Kal swore luridly. By complete fluke, the arrow he released in anger speared two windrocs through the head, threading them like meat kebabs on a single arrow-shaft. “By the beard of the Great Dragon himself!” he crowed. “Did you see my shot?”
“Incoming!” yelled Riika. Twisting in her seat, she pinned a windroc angling for Kal’s cranium.
Crump!
Feathers, blood and a meaty slab of bird smacked him in the back of the head.
That served to focus the mind.
Kal and his ward traded each other shot for shot and insult for insult, while the Indigo Dragoness glided in to her landing without so much as bloodying a claw. Riika’s exploding arrowheads were more than effective when she landed a shot, but Kal intended to haul the snarky virtuoso inventor over the coals for storing unstable chemical compounds in the quiver right next to his knee. Not that her wise old guardian was without a few tricks of his own, Kal smirked. His marks developed an odd hitch in their wings and a glazed look in the eye before tumbling out of the sky, paralysed.

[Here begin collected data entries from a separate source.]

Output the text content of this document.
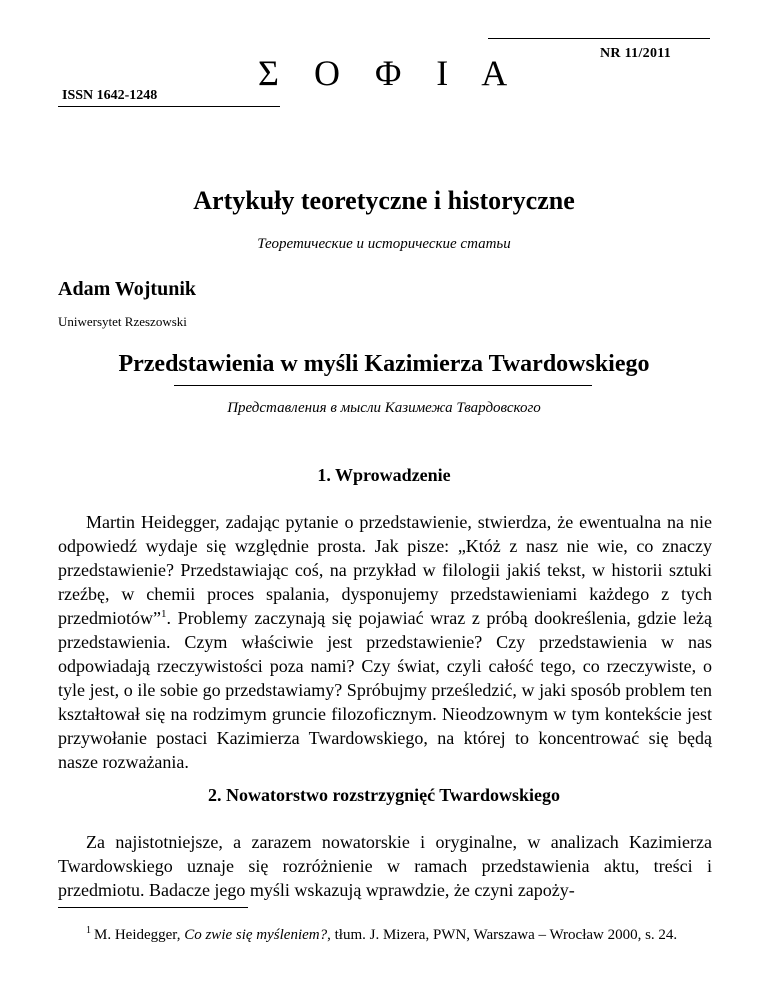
NR 11/2011
Σ Ο Φ Ι Α
ISSN 1642-1248
Artykuły teoretyczne i historyczne
Теоретические и исторические статьи
Adam Wojtunik
Uniwersytet Rzeszowski
Przedstawienia w myśli Kazimierza Twardowskiego
Представления в мысли Казимежа Твардовского
1. Wprowadzenie

Martin Heidegger, zadając pytanie o przedstawienie, stwierdza, że ewentualna na nie odpowiedź wydaje się względnie prosta. Jak pisze: „Któż z nasz nie wie, co znaczy przedstawienie? Przedstawiając coś, na przykład w filologii jakiś tekst, w historii sztuki rzeźbę, w chemii proces spalania, dysponujemy przedstawieniami każdego z tych przedmiotów”$^1$. Problemy zaczynają się pojawiać wraz z próbą dookreślenia, gdzie leżą przedstawienia. Czym właściwie jest przedstawienie? Czy przedstawienia w nas odpowiadają rzeczywistości poza nami? Czy świat, czyli całość tego, co rzeczywiste, o tyle jest, o ile sobie go przedstawiamy? Spróbujmy prześledzić, w jaki sposób problem ten kształtował się na rodzimym gruncie filozoficznym. Nieodzownym w tym kontekście jest przywołanie postaci Kazimierza Twardowskiego, na której to koncentrować się będą nasze rozważania.

2. Nowatorstwo rozstrzygnięć Twardowskiego

Za najistotniejsze, a zarazem nowatorskie i oryginalne, w analizach Kazimierza Twardowskiego uznaje się rozróżnienie w ramach przedstawienia aktu, treści i przedmiotu. Badacze jego myśli wskazują wprawdzie, że czyni zapoży-

$^1$ M. Heidegger, Co zwie się myśleniem?, tłum. J. Mizera, PWN, Warszawa – Wrocław 2000, s. 24.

Two could cheat at this game.
Landing right in the lava with a showy flare of her multi-segmented wings, Tazithiel wriggled her tremendous rump down into the molten rock. She sighed, “Much better.”
“What was the score?” asked Riika excitedly, pulling a length of windroc intestines out of her hair.
“Eight to you, eight and a half to Kal.”
“Yes!” Kal danced an outrageous jig on his saddle as Riika let out a loud groan. “And you can just suck on windroc eggs–”
“But I’m subtracting one because you let a windroc bite my wingtip, Kal.”
“Naaaaah! Suck on a luminous flesh-eating slug, old man!”
“Unfair! I demand a recount. And can we get out of the lava, please? Boiling.”
Riika simpered, “Who’s a sore loser, then?”